La chanteuse Juliette Armanet consacrée « Album révélation » aux Victoires de la Musique 2018 (capture d’écran YouTube)

Elles s’appellent Camille, Juliette Armanet, Fishbach ou Angèle et la saison musicale 2018-2019 ne se fera pas sans elles. Cette nouvelle génération de chanteuses, âgées de 39 à 22, semble prouver que la relève de la musique actuelle se conjugue dorénavant au féminin. Pourtant, le secteur des musiques actuelles et du jazz est loin d’être des plus paritaires. A titre d’exemple, parmi les compositeurs inscrits à la Société des Auteurs, Compositeurs et Éditeurs de Musique (SACEM) en 2015, 8% seulement étaient des compositrices. En 2016, seulement 10% des scènes de musiques actuelles étaient dirigées par des femmes tandis qu’en 2012, les enseignantes en musiques actuelles en conservatoire représentaient 13% des effectifs (et 4% dans les Conservatoire à Rayonnement Régional).

Un état de fait qui se forge dès l’apprentissage, du choix de l’instrument de musique à l’orientation professionnelle, selon Natasha Le Roux, artiste et enseignante au conservatoire de Pierrefitte-sur-Seine (93). Cette musicienne est coordonnatrice au sein du pôle Musiques Actuelles de HF Île-de-France, une association qui milite pour l’égalité entre les sexes dans la culture. Depuis 2016, HF a lancé la « saison Egalité Musiques Actuelles » afin de sensibiliser les structures franciliennes à ces questions, des salles de concert aux lieux de formation. Un seul objectif pour Natasha Le Roux : que les musiciennes de demain « trouvent du travail et vivent de leur art, à égalité avec les hommes ».  
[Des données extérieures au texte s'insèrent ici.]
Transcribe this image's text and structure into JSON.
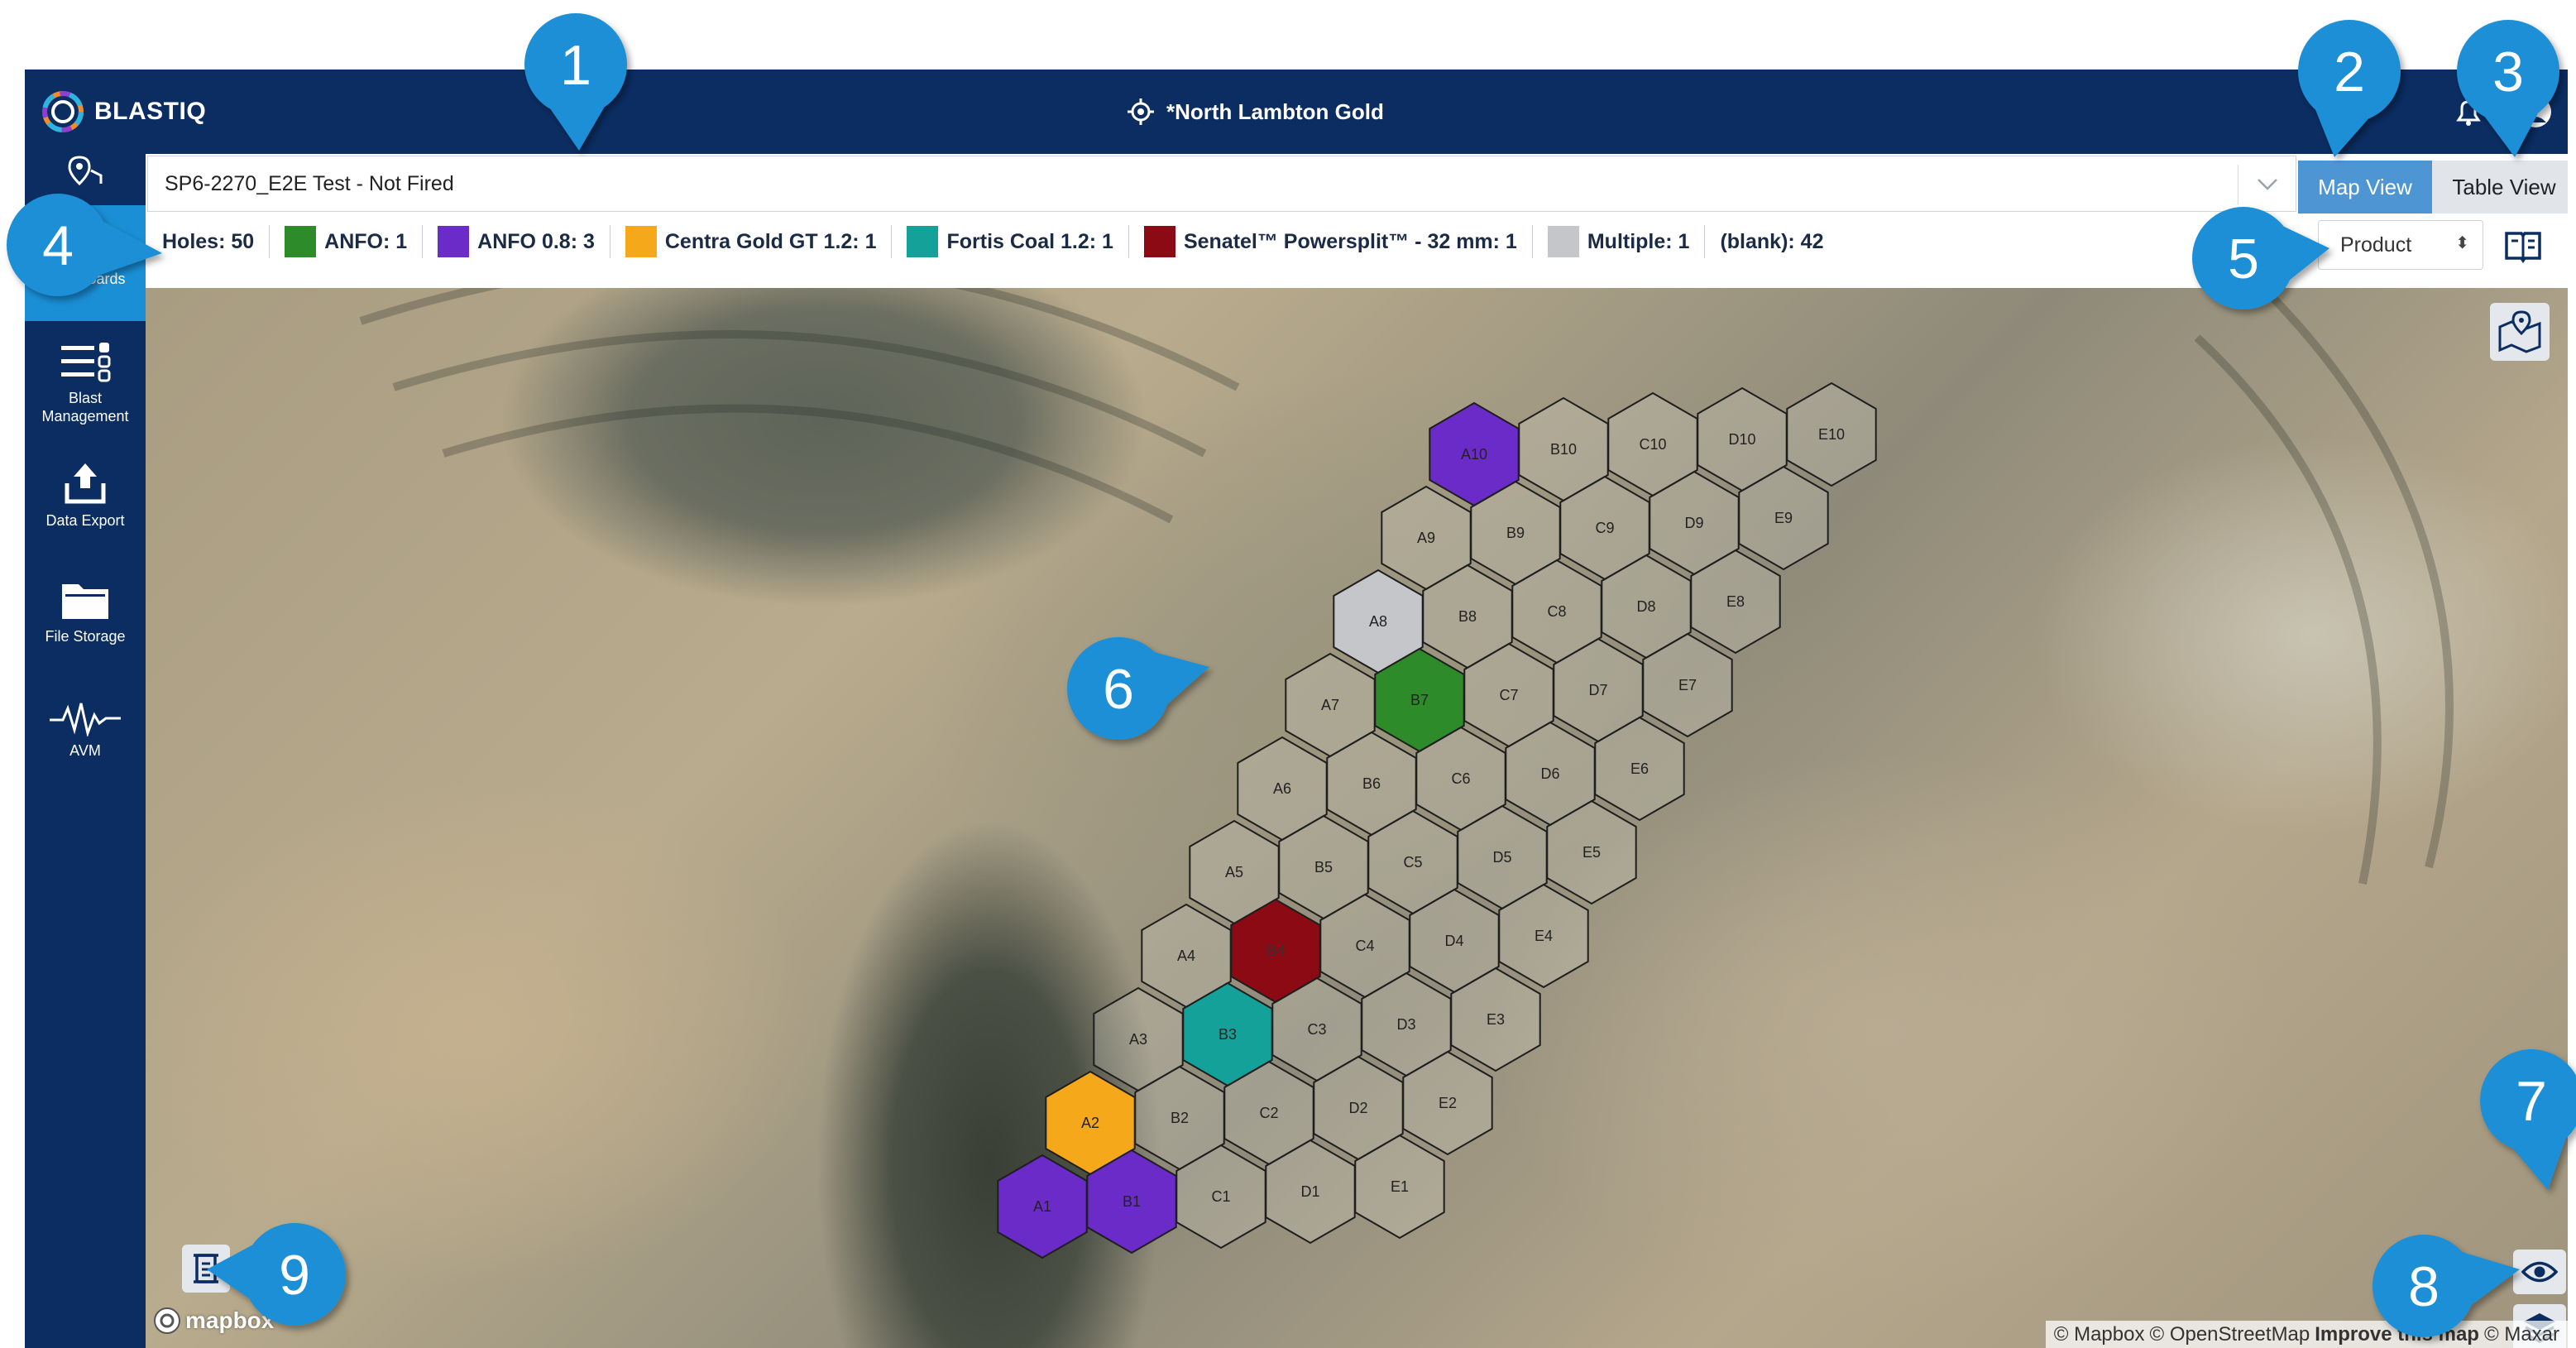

Quel rôle l’enseignement des musiques actuelles joue dans l’inégale féminisation du secteur ?

On s’aperçoit que les musiques actuelles et le jazz sont les deux secteurs les plus discriminants parmi toutes les professions artistiques. Néanmoins, ces inégalités sont encore difficiles à mesurer du fait du faible nombre de statistiques disponibles.

On peut dire qu’il y a un vrai échec des lieux d’enseignements à mener de façon égalitaire les filles et les garçons vers ces métiers. Il faut que les structures d’enseignement privées et publiques se questionnent sur ce sujet.
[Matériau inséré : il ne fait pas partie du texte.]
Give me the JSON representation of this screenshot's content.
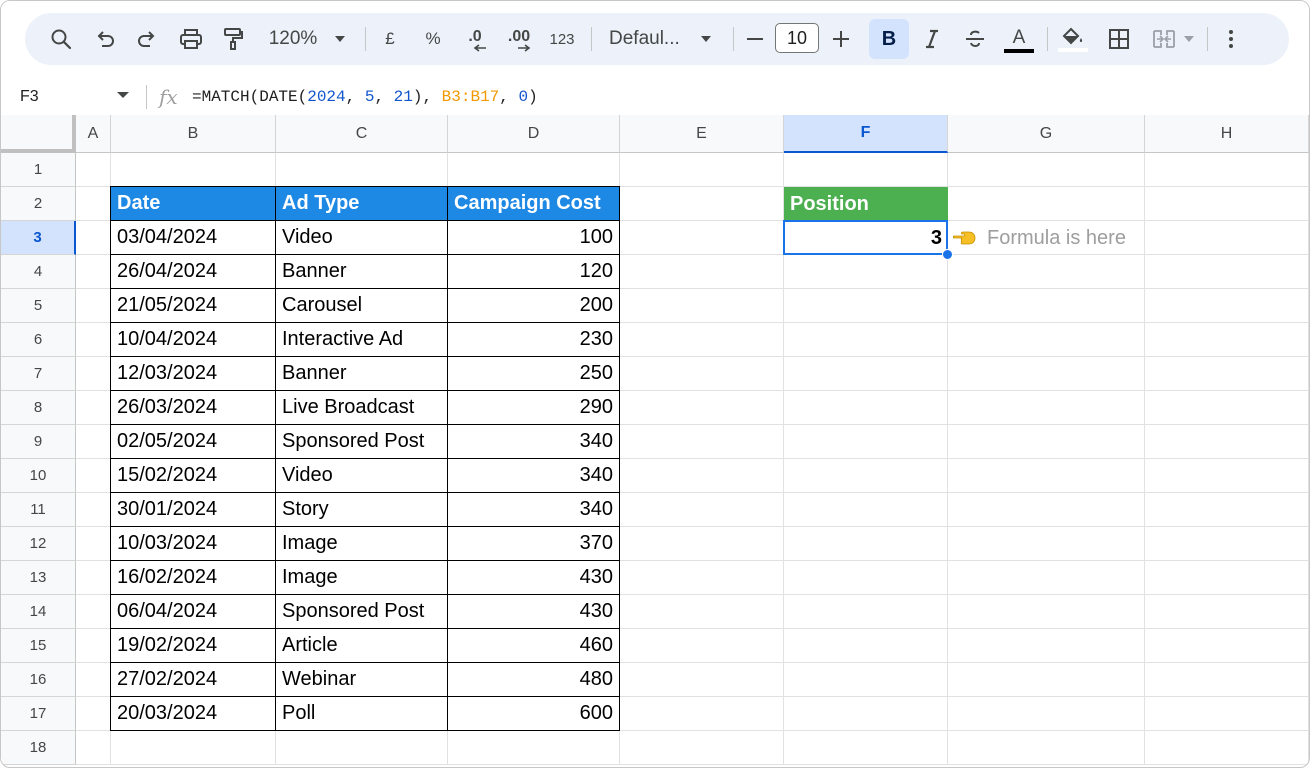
{
  "toolbar": {
    "zoom": "120%",
    "currency": "£",
    "percent": "%",
    "decrease_decimal": ".0",
    "increase_decimal": ".00",
    "number_format": "123",
    "font_name": "Defaul...",
    "font_size": "10",
    "bold_label": "B",
    "text_color_label": "A",
    "icons": [
      "search-icon",
      "undo-icon",
      "redo-icon",
      "print-icon",
      "paint-format-icon",
      "zoom-dropdown-icon",
      "font-dropdown-icon",
      "decrease-font-icon",
      "increase-font-icon",
      "italic-icon",
      "strikethrough-icon",
      "text-color-icon",
      "fill-color-icon",
      "borders-icon",
      "merge-cells-icon",
      "more-options-icon"
    ]
  },
  "formula_bar": {
    "cell_ref": "F3",
    "fx_label": "fx",
    "formula_parts": [
      {
        "text": "=MATCH(DATE(",
        "kind": "plain"
      },
      {
        "text": "2024",
        "kind": "num"
      },
      {
        "text": ", ",
        "kind": "plain"
      },
      {
        "text": "5",
        "kind": "num"
      },
      {
        "text": ", ",
        "kind": "plain"
      },
      {
        "text": "21",
        "kind": "num"
      },
      {
        "text": "), ",
        "kind": "plain"
      },
      {
        "text": "B3:B17",
        "kind": "range"
      },
      {
        "text": ", ",
        "kind": "plain"
      },
      {
        "text": "0",
        "kind": "num"
      },
      {
        "text": ")",
        "kind": "plain"
      }
    ]
  },
  "sheet": {
    "columns": [
      "A",
      "B",
      "C",
      "D",
      "E",
      "F",
      "G",
      "H"
    ],
    "selected_column": "F",
    "rows": [
      "1",
      "2",
      "3",
      "4",
      "5",
      "6",
      "7",
      "8",
      "9",
      "10",
      "11",
      "12",
      "13",
      "14",
      "15",
      "16",
      "17",
      "18"
    ],
    "selected_row": "3",
    "table": {
      "headers": [
        "Date",
        "Ad Type",
        "Campaign Cost"
      ],
      "rows": [
        [
          "03/04/2024",
          "Video",
          "100"
        ],
        [
          "26/04/2024",
          "Banner",
          "120"
        ],
        [
          "21/05/2024",
          "Carousel",
          "200"
        ],
        [
          "10/04/2024",
          "Interactive Ad",
          "230"
        ],
        [
          "12/03/2024",
          "Banner",
          "250"
        ],
        [
          "26/03/2024",
          "Live Broadcast",
          "290"
        ],
        [
          "02/05/2024",
          "Sponsored Post",
          "340"
        ],
        [
          "15/02/2024",
          "Video",
          "340"
        ],
        [
          "30/01/2024",
          "Story",
          "340"
        ],
        [
          "10/03/2024",
          "Image",
          "370"
        ],
        [
          "16/02/2024",
          "Image",
          "430"
        ],
        [
          "06/04/2024",
          "Sponsored Post",
          "430"
        ],
        [
          "19/02/2024",
          "Article",
          "460"
        ],
        [
          "27/02/2024",
          "Webinar",
          "480"
        ],
        [
          "20/03/2024",
          "Poll",
          "600"
        ]
      ]
    },
    "result": {
      "header": "Position",
      "value": "3",
      "note": "Formula is here"
    }
  },
  "colors": {
    "table_header": "#1e88e5",
    "position_header": "#4caf50",
    "selection": "#1a73e8",
    "formula_number": "#1155cc",
    "formula_range": "#f29900"
  }
}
Les départements de musiques actuelles dans les conservatoires sont très récents – ils sont en train d’ouvrir dans un certain nombre d’établissements. Il y a eu et il y a toujours une absence de structuration des études des musiques actuelles dans les conservatoires. Or, l’enseignement public garantit pour les musiciennes des grilles d’évaluation équitables et des processus de sélection moins arbitraires que dans le privé. Partout où il y a des diplômes, il y a plus d’égalité hommes-femmes. 
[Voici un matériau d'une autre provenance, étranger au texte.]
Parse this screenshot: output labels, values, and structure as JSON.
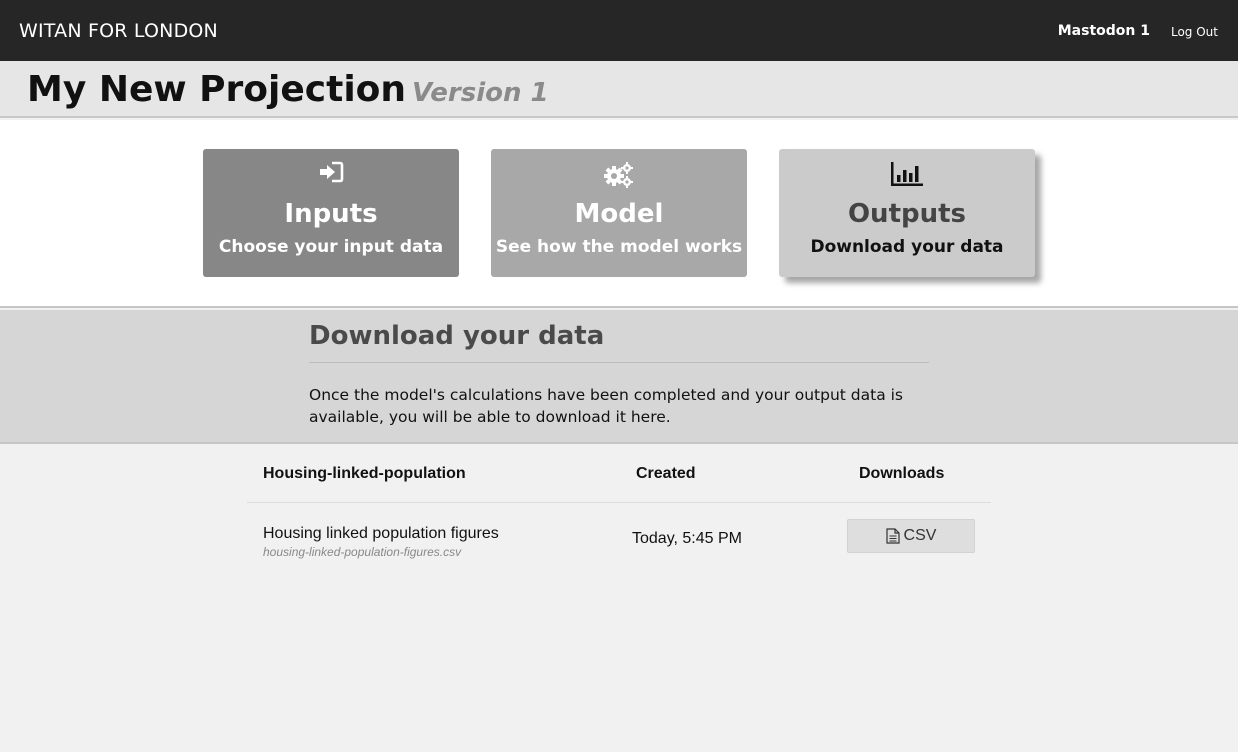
{
  "header": {
    "brand": "WITAN FOR LONDON",
    "user": "Mastodon 1",
    "logout_label": "Log Out"
  },
  "project": {
    "title": "My New Projection",
    "version": "Version 1"
  },
  "cards": [
    {
      "title": "Inputs",
      "subtitle": "Choose your input data",
      "icon": "sign-in-icon",
      "active": false
    },
    {
      "title": "Model",
      "subtitle": "See how the model works",
      "icon": "gears-icon",
      "active": false
    },
    {
      "title": "Outputs",
      "subtitle": "Download your data",
      "icon": "bar-chart-icon",
      "active": true
    }
  ],
  "info": {
    "title": "Download your data",
    "text": "Once the model's calculations have been completed and your output data is available, you will be able to download it here."
  },
  "table": {
    "headers": {
      "name": "Housing-linked-population",
      "created": "Created",
      "downloads": "Downloads"
    },
    "rows": [
      {
        "name": "Housing linked population figures",
        "file": "housing-linked-population-figures.csv",
        "created": "Today, 5:45 PM",
        "download_label": "CSV",
        "download_icon": "file-text-icon"
      }
    ]
  },
  "colors": {
    "topbar": "#262626",
    "card_inputs": "#878787",
    "card_model": "#a8a8a8",
    "card_outputs": "#cbcbcb"
  }
}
Le secteur des musiques actuelles est-il l’objet de stéréotypes qui peuvent rebuter les jeunes femmes dans leurs choix d’orientation ?

L’image que l’on se fait des musiques actuelles correspond au XXème siècle. Une esthétique, des narrations musicales et des narrations textuelles façon « sexe, drogue et rock’n roll ». Cela a été vrai dans les années 1970 où l’on développait des valeurs et des esthétiques très viriles. Aujourd’hui, les musiques actuelles ont changé, elles ne se cantonnent plus au trio « guitare, basse, batterie ». Les esthétiques se développent : on peut observer l’essor de la musique électronique et les nouvelles narrations qui se mettent en place. Mais si les esthétiques changent, la mentalité demeure figée dans cette idée de transgression virile, qui n’en est plus une aujourd’hui.

Le géographe spécialiste du genre Yves Raibaud a démontré que les activités de jeunesses qui tournent autour des musiques actuelles sont les nouveaux lieux de la construction de la virilité et de la masculinité. Que ce soient les studios de répétition, les salles de concert ou les festivals. Outre le fait qu’ils excluent les femmes, ils sont des lieux de reproduction et d’accentuation des stéréotypes de genre. Et cela se perpétue dans le monde professionnel : entre 1984 et 2016, seules 4 femmes sur 48 lauréats ont remporté la Victoire de la Musique du meilleur album.

Quel rôle peuvent alors jouer les lieux d’enseignement vers davantage d’égalité ?

Ce que l’on préconise chez HF, c’est avant tout la formation. Il faut que les structures publiques développent un enseignement des musiques actuelles opérant et attentif à une égalité de ses effectifs. Cette égalité passe aussi bien par une mixité des élèves mais aussi des enseignants. La première règle pour avoir des étudiantes en musiques actuelles, c’est d’obtenir une mixité des équipes enseignantes ! C’est important de pouvoir se projeter dans une carrière et d’avoir des modèles.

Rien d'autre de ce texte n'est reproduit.